I spent several hours looking into this the other day, and I've come to the conclusion that Firefox can't support running on the non-default GPU (in X11 atleast). The gfxtest process that runs, has slightly different logic to create EGL contexts that prevents it from creating a context on the NVIDIA GPU. The process we've been trying to use just ends up resulting in there being no EGL drivers to choose from.

I did try some slight modifications to Firefox to make it work, but there look to be multiple places where changes would need to be made to get it working. Ideally we'd skip that and just make video decoding working on NVIDIA, with the rest of the rendering done by the Intel chip, but that's a far harder task.
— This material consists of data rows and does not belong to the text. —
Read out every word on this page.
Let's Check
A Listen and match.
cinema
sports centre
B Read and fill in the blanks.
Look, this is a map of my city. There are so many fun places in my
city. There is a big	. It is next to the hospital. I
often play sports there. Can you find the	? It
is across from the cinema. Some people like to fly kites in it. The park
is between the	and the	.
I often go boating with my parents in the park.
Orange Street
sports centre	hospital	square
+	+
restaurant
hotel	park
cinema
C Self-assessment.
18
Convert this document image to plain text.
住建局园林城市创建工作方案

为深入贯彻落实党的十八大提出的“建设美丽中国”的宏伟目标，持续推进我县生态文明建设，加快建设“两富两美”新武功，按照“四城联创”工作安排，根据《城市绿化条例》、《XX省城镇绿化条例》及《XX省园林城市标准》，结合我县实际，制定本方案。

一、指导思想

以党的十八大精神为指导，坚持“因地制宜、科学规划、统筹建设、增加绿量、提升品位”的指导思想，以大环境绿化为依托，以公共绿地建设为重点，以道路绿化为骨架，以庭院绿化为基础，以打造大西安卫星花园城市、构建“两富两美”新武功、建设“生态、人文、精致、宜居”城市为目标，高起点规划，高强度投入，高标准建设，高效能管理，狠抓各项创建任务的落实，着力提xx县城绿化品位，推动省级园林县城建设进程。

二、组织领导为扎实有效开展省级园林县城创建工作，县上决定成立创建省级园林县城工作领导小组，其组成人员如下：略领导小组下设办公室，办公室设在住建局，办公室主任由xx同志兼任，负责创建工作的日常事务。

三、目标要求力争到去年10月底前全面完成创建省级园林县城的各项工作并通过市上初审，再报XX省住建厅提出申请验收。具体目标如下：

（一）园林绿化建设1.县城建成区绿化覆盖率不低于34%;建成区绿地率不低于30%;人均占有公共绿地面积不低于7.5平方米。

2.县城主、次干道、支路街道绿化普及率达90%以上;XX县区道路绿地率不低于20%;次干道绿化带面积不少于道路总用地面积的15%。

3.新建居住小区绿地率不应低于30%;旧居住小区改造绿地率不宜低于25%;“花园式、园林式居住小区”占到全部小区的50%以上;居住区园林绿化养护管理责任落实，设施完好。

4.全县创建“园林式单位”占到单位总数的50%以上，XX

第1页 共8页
iamkarlson commented 1 year ago

Could you please elaborate what would be "non-default" and how can I change that? I'm fine with running nvidia all the time instead of the intel's one

elFarto commented 1 year ago

The non-default GPU would be any GPU that the X server isn't running on. You would need to configure Xorg to use the NVIDIA GPU only.

I'm not entirely sure on the specifics of setting it up, but the Arch Wiki has some instructions on it.